12) Solve the last 2 centers and pair last 2 dedges at the same time.
x' z' U R' U' Rw U2 Rw'
Analysis. Obviously the beginning moves you choose makes all the difference in the solution. In the first solution, I paired up multiple dedges at a time. In fact, I paired up so many dedges at the beginning of the solution that I ran out of dedges to pair at the end. Hence the last step was to just complete the centers. So if you do try to use my method, try to focus on solving a reasonable amount of dedges and center sections throughout the solve.

The second solution had a mixture of solving centers only, pairing dedges only, and doing both. Probably it didn't have as good of a start as the first solution.

As I work out these solutions, I just choose beginning moves and try to break the odd permutation (if it exists). Then I pair up any dedges I can and try to solve the centers (at least form 1x2 center blocks) in as little moves as I can simultaneously as I pair the dedges.

Although this extension might not work out, those who are familiar with 3x3 FMC may design solutions like the above to set up an easier 3x3x3 scramble. The downside is that, due to the fact that you can create multiple solutions for the reduction (as shown in this post), modifying each one to affect the outer layers so that the pseudo 3x3x3 can be solved in fewer moves will require even more time and trials before a possibly worth while solution is achieved.

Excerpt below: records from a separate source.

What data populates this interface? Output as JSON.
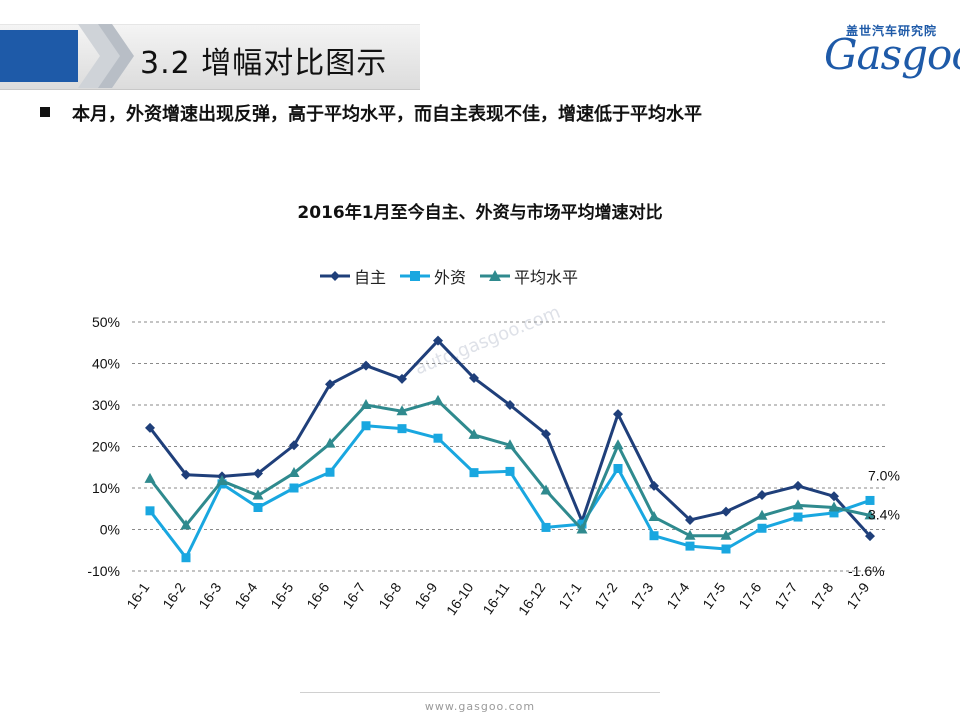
{
  "header": {
    "title": "3.2  增幅对比图示"
  },
  "logo": {
    "cn": "盖世汽车研究院",
    "en": "Gasgoo"
  },
  "bullet": {
    "text": "本月，外资增速出现反弹，高于平均水平，而自主表现不佳，增速低于平均水平"
  },
  "footer": {
    "url": "www.gasgoo.com"
  },
  "watermark": {
    "text": "auto.gasgoo.com"
  },
  "colors": {
    "zizhu": "#1f3f7a",
    "waizi": "#19a7e0",
    "pingjun": "#2f8a8e",
    "grid": "#8a8a8a"
  },
  "chart_data": {
    "type": "line",
    "title": "2016年1月至今自主、外资与市场平均增速对比",
    "categories": [
      "16-1",
      "16-2",
      "16-3",
      "16-4",
      "16-5",
      "16-6",
      "16-7",
      "16-8",
      "16-9",
      "16-10",
      "16-11",
      "16-12",
      "17-1",
      "17-2",
      "17-3",
      "17-4",
      "17-5",
      "17-6",
      "17-7",
      "17-8",
      "17-9"
    ],
    "series": [
      {
        "name": "自主",
        "marker": "diamond",
        "values": [
          24.5,
          13.2,
          12.8,
          13.5,
          20.3,
          35.0,
          39.5,
          36.3,
          45.5,
          36.5,
          30.0,
          23.0,
          2.0,
          27.8,
          10.5,
          2.3,
          4.3,
          8.3,
          10.5,
          8.0,
          -1.6
        ]
      },
      {
        "name": "外资",
        "marker": "square",
        "values": [
          4.5,
          -6.8,
          11.0,
          5.3,
          10.0,
          13.8,
          25.0,
          24.3,
          22.0,
          13.7,
          14.0,
          0.5,
          1.3,
          14.7,
          -1.5,
          -4.0,
          -4.7,
          0.3,
          3.0,
          4.0,
          7.0
        ]
      },
      {
        "name": "平均水平",
        "marker": "triangle",
        "values": [
          12.2,
          1.0,
          11.7,
          8.2,
          13.6,
          20.7,
          30.0,
          28.5,
          31.0,
          22.8,
          20.3,
          9.4,
          0.0,
          20.3,
          3.0,
          -1.5,
          -1.5,
          3.3,
          5.8,
          5.3,
          3.4
        ]
      }
    ],
    "y_ticks": [
      "-10%",
      "0%",
      "10%",
      "20%",
      "30%",
      "40%",
      "50%"
    ],
    "ylim": [
      -10,
      50
    ],
    "grid": true,
    "legend_position": "top",
    "data_labels": [
      {
        "series": "外资",
        "index": 20,
        "text": "7.0%"
      },
      {
        "series": "平均水平",
        "index": 20,
        "text": "3.4%"
      },
      {
        "series": "自主",
        "index": 20,
        "text": "-1.6%"
      }
    ]
  }
}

As far as I can see at this point, using the sequences Rw U2 Rw', Rw2 U2 Rw2, Rw2 U Rw2, Rw U' Rw', etc., seem to promise reduction move counts no less than in the 30's range (most likely in the 40's). Of course, if the given scramble has some dedges already paired and a very favorable situation, it could be less (but still not in the 20's).